Here's Why Ellen Pao And Kleiner Perkins Are Fighting So Hard Over Her Arbitration Clause

The gender-discrimination lawsuit venture capitalist Ellen Pao filed against her employer, Kleiner Perkins Caufield & Byers, is raising all kinds of interesting legal issues.

Lisa Bloom, a civil-rights lawyer and an analyst for legal-advice site, offered to explain a key dispute in the case: whether it should go to a trial by jury or get resolved in arbitration.

Four lawyers from Kleiner and its law firm, Orrick Herrington & Sutcliffe, and two lawyers from the firm representing Pao, Rudy Exelrod Zieff & Lowe, showed up at San Francisco Superior Court today for a hearing on Kleiner’s motion to force the case into arbitration.

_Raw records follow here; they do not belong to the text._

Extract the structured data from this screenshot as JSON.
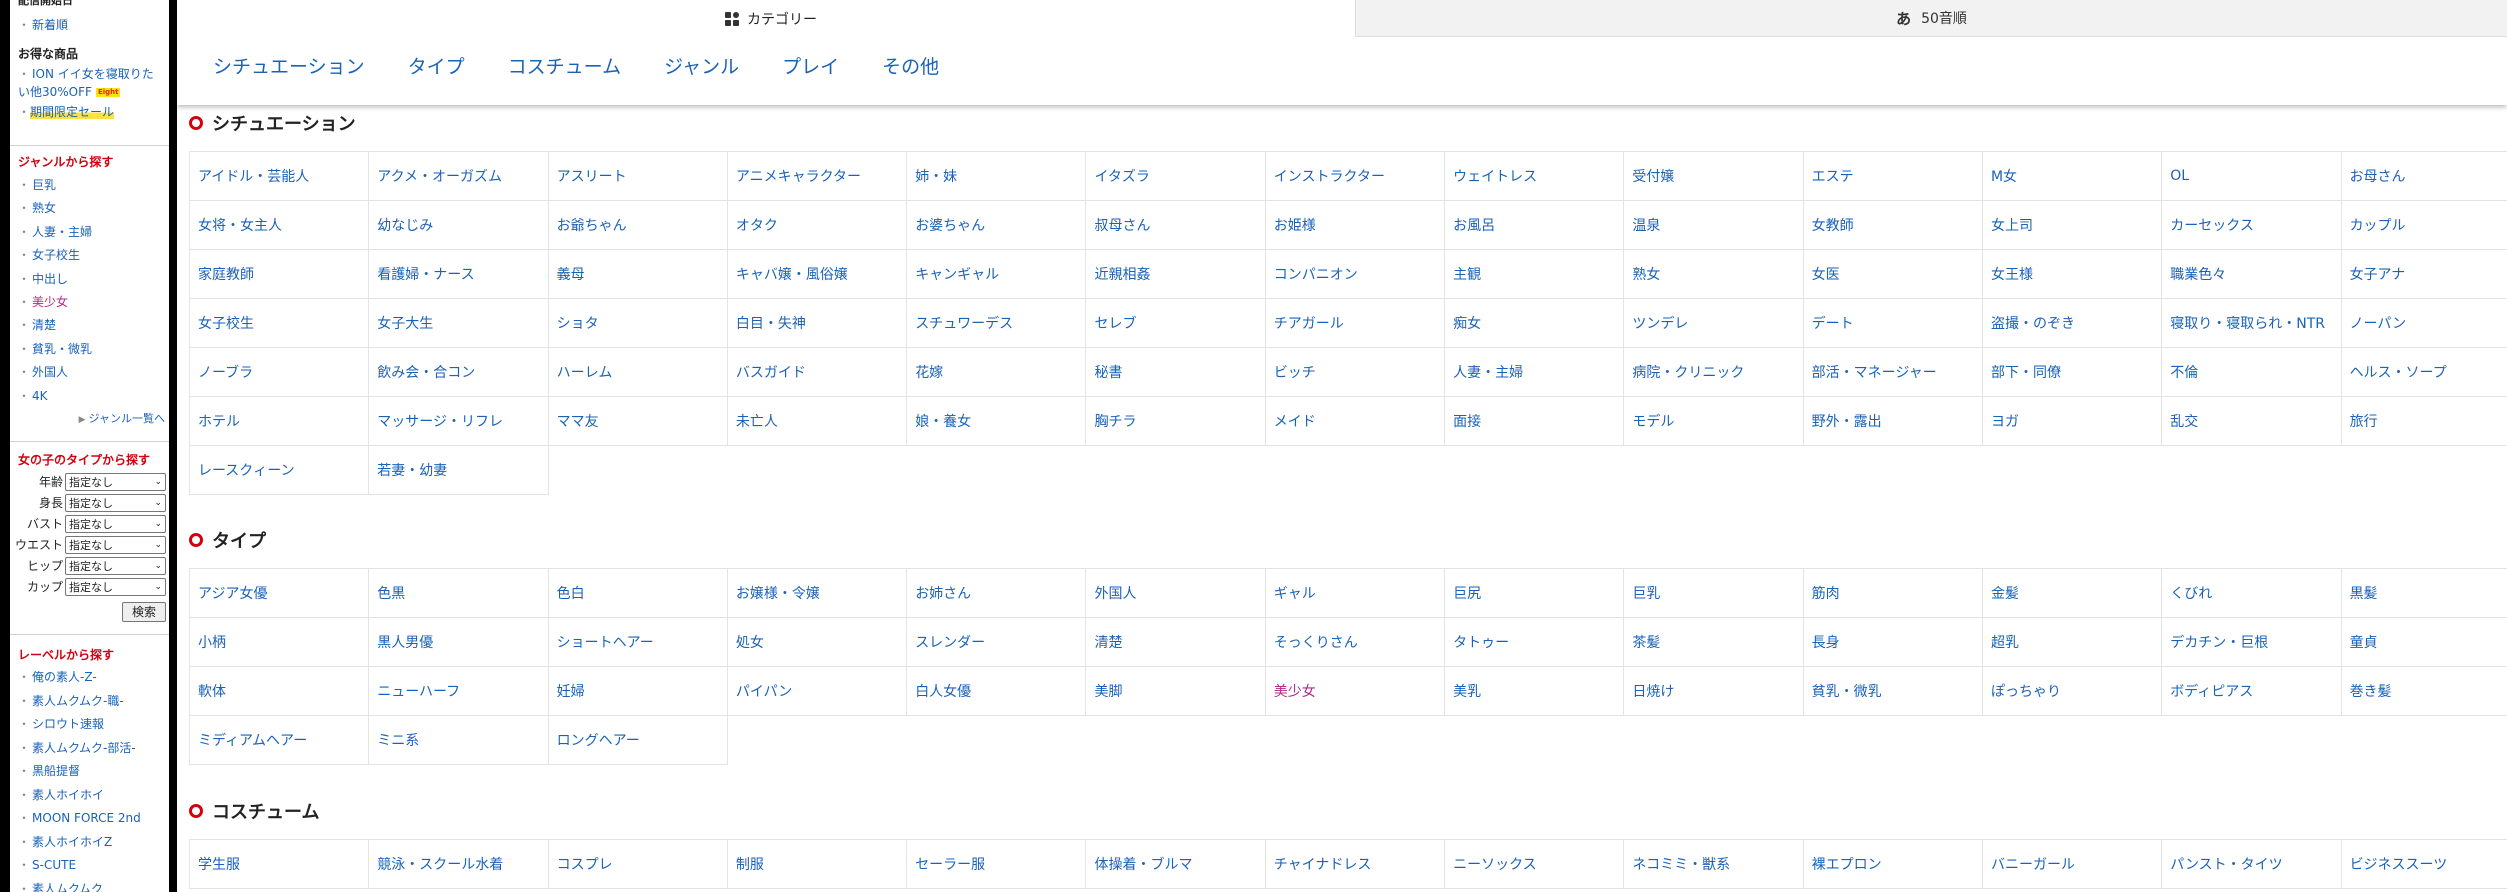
{
  "sidebar": {
    "cut_heading": "配信開始日",
    "top_link": "新着順",
    "deals_heading": "お得な商品",
    "deals": [
      {
        "label": "ION イイ女を寝取りたい他30%OFF",
        "badge": "Eight"
      },
      {
        "label": "期間限定セール"
      }
    ],
    "genre_heading": "ジャンルから探す",
    "genres": [
      "巨乳",
      "熟女",
      "人妻・主婦",
      "女子校生",
      "中出し",
      "美少女",
      "清楚",
      "貧乳・微乳",
      "外国人",
      "4K"
    ],
    "genre_more": "ジャンル一覧へ",
    "type_heading": "女の子のタイプから探す",
    "type_filters": [
      {
        "label": "年齢",
        "value": "指定なし"
      },
      {
        "label": "身長",
        "value": "指定なし"
      },
      {
        "label": "バスト",
        "value": "指定なし"
      },
      {
        "label": "ウエスト",
        "value": "指定なし"
      },
      {
        "label": "ヒップ",
        "value": "指定なし"
      },
      {
        "label": "カップ",
        "value": "指定なし"
      }
    ],
    "search_button": "検索",
    "label_heading": "レーベルから探す",
    "labels": [
      "俺の素人-Z-",
      "素人ムクムク-職-",
      "シロウト速報",
      "素人ムクムク-部活-",
      "黒船提督",
      "素人ホイホイ",
      "MOON FORCE 2nd",
      "素人ホイホイZ",
      "S-CUTE",
      "素人ムクムク"
    ]
  },
  "tabs": {
    "category": "カテゴリー",
    "kana": "50音順",
    "kana_icon": "あ"
  },
  "catnav": [
    "シチュエーション",
    "タイプ",
    "コスチューム",
    "ジャンル",
    "プレイ",
    "その他"
  ],
  "sections": [
    {
      "title": "シチュエーション",
      "rows": [
        [
          "アイドル・芸能人",
          "アクメ・オーガズム",
          "アスリート",
          "アニメキャラクター",
          "姉・妹",
          "イタズラ",
          "インストラクター",
          "ウェイトレス",
          "受付嬢",
          "エステ",
          "M女",
          "OL",
          "お母さん"
        ],
        [
          "女将・女主人",
          "幼なじみ",
          "お爺ちゃん",
          "オタク",
          "お婆ちゃん",
          "叔母さん",
          "お姫様",
          "お風呂",
          "温泉",
          "女教師",
          "女上司",
          "カーセックス",
          "カップル"
        ],
        [
          "家庭教師",
          "看護婦・ナース",
          "義母",
          "キャバ嬢・風俗嬢",
          "キャンギャル",
          "近親相姦",
          "コンパニオン",
          "主観",
          "熟女",
          "女医",
          "女王様",
          "職業色々",
          "女子アナ"
        ],
        [
          "女子校生",
          "女子大生",
          "ショタ",
          "白目・失神",
          "スチュワーデス",
          "セレブ",
          "チアガール",
          "痴女",
          "ツンデレ",
          "デート",
          "盗撮・のぞき",
          "寝取り・寝取られ・NTR",
          "ノーパン"
        ],
        [
          "ノーブラ",
          "飲み会・合コン",
          "ハーレム",
          "バスガイド",
          "花嫁",
          "秘書",
          "ビッチ",
          "人妻・主婦",
          "病院・クリニック",
          "部活・マネージャー",
          "部下・同僚",
          "不倫",
          "ヘルス・ソープ"
        ],
        [
          "ホテル",
          "マッサージ・リフレ",
          "ママ友",
          "未亡人",
          "娘・養女",
          "胸チラ",
          "メイド",
          "面接",
          "モデル",
          "野外・露出",
          "ヨガ",
          "乱交",
          "旅行"
        ],
        [
          "レースクィーン",
          "若妻・幼妻"
        ]
      ]
    },
    {
      "title": "タイプ",
      "rows": [
        [
          "アジア女優",
          "色黒",
          "色白",
          "お嬢様・令嬢",
          "お姉さん",
          "外国人",
          "ギャル",
          "巨尻",
          "巨乳",
          "筋肉",
          "金髪",
          "くびれ",
          "黒髪"
        ],
        [
          "小柄",
          "黒人男優",
          "ショートヘアー",
          "処女",
          "スレンダー",
          "清楚",
          "そっくりさん",
          "タトゥー",
          "茶髪",
          "長身",
          "超乳",
          "デカチン・巨根",
          "童貞"
        ],
        [
          "軟体",
          "ニューハーフ",
          "妊婦",
          "パイパン",
          "白人女優",
          "美脚",
          "美少女",
          "美乳",
          "日焼け",
          "貧乳・微乳",
          "ぽっちゃり",
          "ボディピアス",
          "巻き髪"
        ],
        [
          "ミディアムヘアー",
          "ミニ系",
          "ロングヘアー"
        ]
      ]
    },
    {
      "title": "コスチューム",
      "rows": [
        [
          "学生服",
          "競泳・スクール水着",
          "コスプレ",
          "制服",
          "セーラー服",
          "体操着・ブルマ",
          "チャイナドレス",
          "ニーソックス",
          "ネコミミ・獣系",
          "裸エプロン",
          "バニーガール",
          "パンスト・タイツ",
          "ビジネススーツ"
        ]
      ]
    }
  ],
  "colors": {
    "link": "#1a62b8",
    "visited": "#b0288c",
    "accent_red": "#d4000e"
  }
}
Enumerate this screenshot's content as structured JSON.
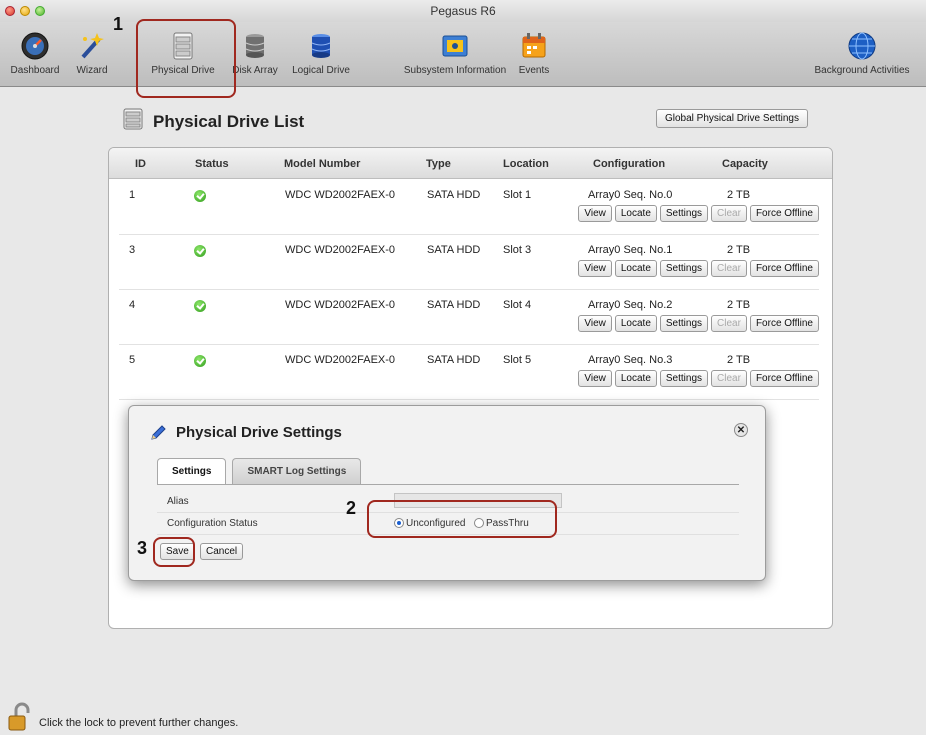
{
  "window": {
    "title": "Pegasus R6"
  },
  "toolbar": {
    "items": [
      {
        "label": "Dashboard",
        "icon": "dashboard-gauge-icon"
      },
      {
        "label": "Wizard",
        "icon": "wizard-wand-icon"
      },
      {
        "label": "Physical Drive",
        "icon": "physical-drive-icon"
      },
      {
        "label": "Disk Array",
        "icon": "disk-array-icon"
      },
      {
        "label": "Logical Drive",
        "icon": "logical-drive-icon"
      },
      {
        "label": "Subsystem Information",
        "icon": "subsystem-info-icon"
      },
      {
        "label": "Events",
        "icon": "events-calendar-icon"
      },
      {
        "label": "Background Activities",
        "icon": "background-activities-globe-icon"
      }
    ]
  },
  "page": {
    "title": "Physical Drive List",
    "global_settings_button": "Global Physical Drive Settings"
  },
  "table": {
    "columns": [
      "ID",
      "Status",
      "Model Number",
      "Type",
      "Location",
      "Configuration",
      "Capacity"
    ],
    "rows": [
      {
        "id": "1",
        "model": "WDC WD2002FAEX-0",
        "type": "SATA HDD",
        "location": "Slot 1",
        "configuration": "Array0 Seq. No.0",
        "capacity": "2 TB"
      },
      {
        "id": "3",
        "model": "WDC WD2002FAEX-0",
        "type": "SATA HDD",
        "location": "Slot 3",
        "configuration": "Array0 Seq. No.1",
        "capacity": "2 TB"
      },
      {
        "id": "4",
        "model": "WDC WD2002FAEX-0",
        "type": "SATA HDD",
        "location": "Slot 4",
        "configuration": "Array0 Seq. No.2",
        "capacity": "2 TB"
      },
      {
        "id": "5",
        "model": "WDC WD2002FAEX-0",
        "type": "SATA HDD",
        "location": "Slot 5",
        "configuration": "Array0 Seq. No.3",
        "capacity": "2 TB"
      }
    ],
    "row_actions": {
      "view": "View",
      "locate": "Locate",
      "settings": "Settings",
      "clear": "Clear",
      "force_offline": "Force Offline"
    }
  },
  "dialog": {
    "title": "Physical Drive Settings",
    "tabs": [
      {
        "label": "Settings",
        "active": true
      },
      {
        "label": "SMART Log Settings",
        "active": false
      }
    ],
    "alias_label": "Alias",
    "alias_value": "",
    "config_status_label": "Configuration Status",
    "options": [
      {
        "label": "Unconfigured",
        "selected": true
      },
      {
        "label": "PassThru",
        "selected": false
      }
    ],
    "save_label": "Save",
    "cancel_label": "Cancel"
  },
  "callouts": {
    "one": "1",
    "two": "2",
    "three": "3"
  },
  "footer": {
    "lock_text": "Click the lock to prevent further changes."
  },
  "colors": {
    "callout_border": "#a0281f",
    "status_ok": "#2f9a1a"
  }
}
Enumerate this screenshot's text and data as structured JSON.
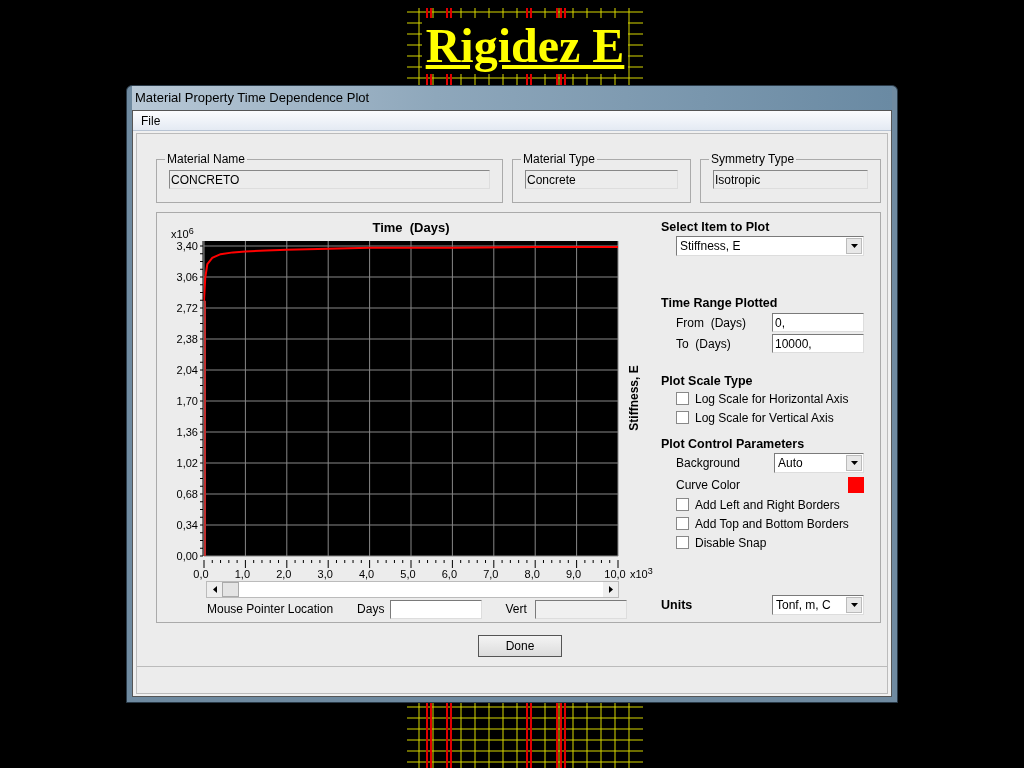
{
  "slide": {
    "title": "Rigidez E"
  },
  "window": {
    "title": "Material Property Time Dependence Plot"
  },
  "menu": [
    "File"
  ],
  "groups": [
    {
      "label": "Material Name",
      "value": "CONCRETO"
    },
    {
      "label": "Material Type",
      "value": "Concrete"
    },
    {
      "label": "Symmetry Type",
      "value": "Isotropic"
    }
  ],
  "plot": {
    "y_multiplier": {
      "base": "x10",
      "exponent": "6"
    },
    "x_multiplier": {
      "base": "x10",
      "exponent": "3"
    },
    "chart_data": {
      "type": "line",
      "title": "Time  (Days)",
      "ylabel": "Stiffness, E",
      "x": [
        0,
        0.03,
        0.08,
        0.2,
        0.4,
        0.7,
        1,
        1.5,
        2,
        3,
        4,
        6,
        8,
        10
      ],
      "grid": true,
      "series": [
        {
          "color": "#ff0000",
          "values": [
            2.8,
            3.05,
            3.2,
            3.27,
            3.31,
            3.33,
            3.34,
            3.35,
            3.36,
            3.37,
            3.38,
            3.38,
            3.39,
            3.39
          ]
        }
      ],
      "xlim": [
        0,
        10
      ],
      "ylim": [
        0,
        3.4
      ],
      "xticks": [
        {
          "value": 0,
          "label": "0,0"
        },
        {
          "value": 1,
          "label": "1,0"
        },
        {
          "value": 2,
          "label": "2,0"
        },
        {
          "value": 3,
          "label": "3,0"
        },
        {
          "value": 4,
          "label": "4,0"
        },
        {
          "value": 5,
          "label": "5,0"
        },
        {
          "value": 6,
          "label": "6,0"
        },
        {
          "value": 7,
          "label": "7,0"
        },
        {
          "value": 8,
          "label": "8,0"
        },
        {
          "value": 9,
          "label": "9,0"
        },
        {
          "value": 10,
          "label": "10,0"
        }
      ],
      "yticks": [
        {
          "value": 0,
          "label": "0,00"
        },
        {
          "value": 0.34,
          "label": "0,34"
        },
        {
          "value": 0.68,
          "label": "0,68"
        },
        {
          "value": 1.02,
          "label": "1,02"
        },
        {
          "value": 1.36,
          "label": "1,36"
        },
        {
          "value": 1.7,
          "label": "1,70"
        },
        {
          "value": 2.04,
          "label": "2,04"
        },
        {
          "value": 2.38,
          "label": "2,38"
        },
        {
          "value": 2.72,
          "label": "2,72"
        },
        {
          "value": 3.06,
          "label": "3,06"
        },
        {
          "value": 3.4,
          "label": "3,40"
        }
      ]
    },
    "pointer": {
      "label": "Mouse Pointer Location",
      "days_label": "Days",
      "days_disabled": false,
      "vert_label": "Vert",
      "vert_disabled": true
    }
  },
  "select_item": {
    "heading": "Select Item to Plot",
    "value": "Stiffness, E"
  },
  "time_range": {
    "heading": "Time Range Plotted",
    "from_label": "From  (Days)",
    "from_value": "0,",
    "to_label": "To  (Days)",
    "to_value": "10000,"
  },
  "scale": {
    "heading": "Plot Scale Type",
    "options": [
      {
        "label": "Log Scale for Horizontal Axis",
        "checked": false
      },
      {
        "label": "Log Scale for Vertical Axis",
        "checked": false
      }
    ]
  },
  "control": {
    "heading": "Plot Control Parameters",
    "background_label": "Background",
    "background_value": "Auto",
    "curve_color_label": "Curve Color",
    "curve_color_swatch": {
      "color": "#ff0000"
    },
    "options": [
      {
        "label": "Add Left and Right Borders",
        "checked": false
      },
      {
        "label": "Add Top and Bottom Borders",
        "checked": false
      },
      {
        "label": "Disable Snap",
        "checked": false
      }
    ]
  },
  "units": {
    "label": "Units",
    "value": "Tonf, m, C"
  },
  "done": "Done"
}
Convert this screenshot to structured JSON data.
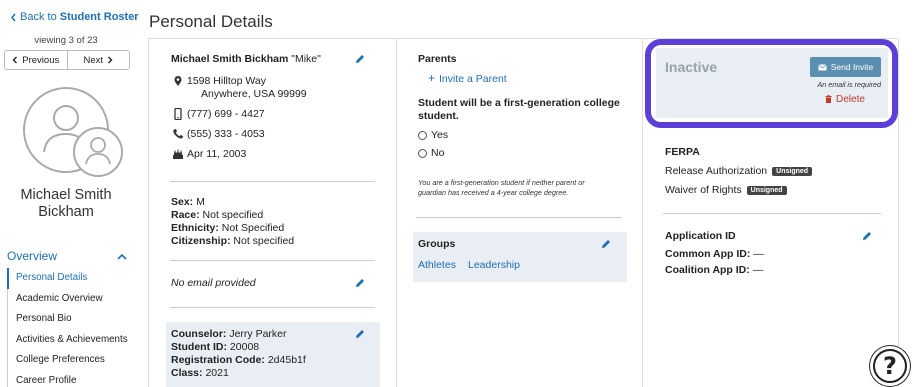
{
  "sidebar": {
    "back_prefix": "Back to ",
    "back_label": "Student Roster",
    "viewing": "viewing 3 of 23",
    "prev_label": "Previous",
    "next_label": "Next",
    "student_name_line1": "Michael Smith",
    "student_name_line2": "Bickham",
    "overview_label": "Overview",
    "nav_items": [
      {
        "label": "Personal Details",
        "active": true
      },
      {
        "label": "Academic Overview",
        "active": false
      },
      {
        "label": "Personal Bio",
        "active": false
      },
      {
        "label": "Activities & Achievements",
        "active": false
      },
      {
        "label": "College Preferences",
        "active": false
      },
      {
        "label": "Career Profile",
        "active": false
      }
    ]
  },
  "page_title": "Personal Details",
  "profile": {
    "full_name": "Michael Smith Bickham",
    "nickname": "\"Mike\"",
    "address_line1": "1598 Hilltop Way",
    "address_line2": "Anywhere, USA 99999",
    "mobile_phone": "(777) 699 - 4427",
    "home_phone": "(555) 333 - 4053",
    "birthday": "Apr 11, 2003",
    "sex_label": "Sex:",
    "sex_value": "M",
    "race_label": "Race:",
    "race_value": "Not specified",
    "ethnicity_label": "Ethnicity:",
    "ethnicity_value": "Not Specified",
    "citizenship_label": "Citizenship:",
    "citizenship_value": "Not specified",
    "email": "No email provided"
  },
  "counselor": {
    "counselor_label": "Counselor:",
    "counselor_value": "Jerry Parker",
    "student_id_label": "Student ID:",
    "student_id_value": "20008",
    "reg_code_label": "Registration Code:",
    "reg_code_value": "2d45b1f",
    "class_label": "Class:",
    "class_value": "2021"
  },
  "parents": {
    "heading": "Parents",
    "invite_label": "Invite a Parent",
    "first_gen_question_line1": "Student will be a first-generation college",
    "first_gen_question_line2": "student.",
    "yes_label": "Yes",
    "no_label": "No",
    "note_line1": "You are a first-generation student if neither parent or",
    "note_line2": "guardian has received a 4-year college degree."
  },
  "groups": {
    "heading": "Groups",
    "items": [
      "Athletes",
      "Leadership"
    ]
  },
  "account": {
    "status": "Inactive",
    "send_invite_label": "Send Invite",
    "email_required": "An email is required",
    "delete_label": "Delete"
  },
  "ferpa": {
    "heading": "FERPA",
    "release_label": "Release Authorization",
    "release_status": "Unsigned",
    "waiver_label": "Waiver of Rights",
    "waiver_status": "Unsigned"
  },
  "application": {
    "heading": "Application ID",
    "common_app_label": "Common App ID:",
    "common_app_value": "—",
    "coalition_label": "Coalition App ID:",
    "coalition_value": "—"
  },
  "help_label": "?",
  "colors": {
    "link": "#1f6fb2",
    "highlight_outline": "#5b3fd6",
    "panel_bg": "#e8eef3",
    "send_button": "#5a8fb0",
    "delete": "#c0392b"
  },
  "icons": {
    "pencil": "edit-pencil-icon",
    "map": "map-pin-icon",
    "mobile": "mobile-phone-icon",
    "phone": "phone-icon",
    "cake": "birthday-cake-icon",
    "mail": "mail-icon",
    "trash": "trash-icon",
    "plus": "plus-icon",
    "help": "help-icon"
  }
}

In his tentative ruling Monday, Judge Harold Kahn proposed denying the motion. In court on Tuesday, he denied it without prejudice, allowing Kleiner to refile its motion on other grounds. The parties are due to reappear in court on July 20, when Kahn will make a final decision on whether the case will go to trial.

Arbitration is a form of alternative dispute resolution that takes place outside the courts. It’s generally seen as quicker and less expensive than a court trial. Kleiner’s lawyers have been arguing that Pao agreed to an arbitration clause in signing documents that made her a partner in some of the venture-capital funds it runs.

Here’s how Bloom explained the significance of the arbitration dispute:

I’ve litigated dozens of employment cases over the years, and one of the early hurdles is often what Ellen Pao is up against now: the employer’s claim that she can’t have her day in court, only in arbitration.

Many employers have employees sign arbitration provisions their first day on the job, and newly hired people generally just sign all the forms put in front of them: W-2, check; direct deposit, check; immigration forms, check; arbitration agreement, check.

Unfortunately for employees, once they sign those arbitration forms, they generally lose major legal rights, such as the right to a trial by jury and the right to their day in open court. Juries are more likely to be employees who sympathize with discrimination claims. Arbitrators are more likely to be professionals who sympathize with employers. And arbitration is generally a private affair, so embarrassing information that comes out during the case is easier kept quiet there.

That’s why Ellen Pao and Kleiner Perkins are fighting so hard on this choice of forum at this early stage. Where the case gets heard will have a big impact on the outcome.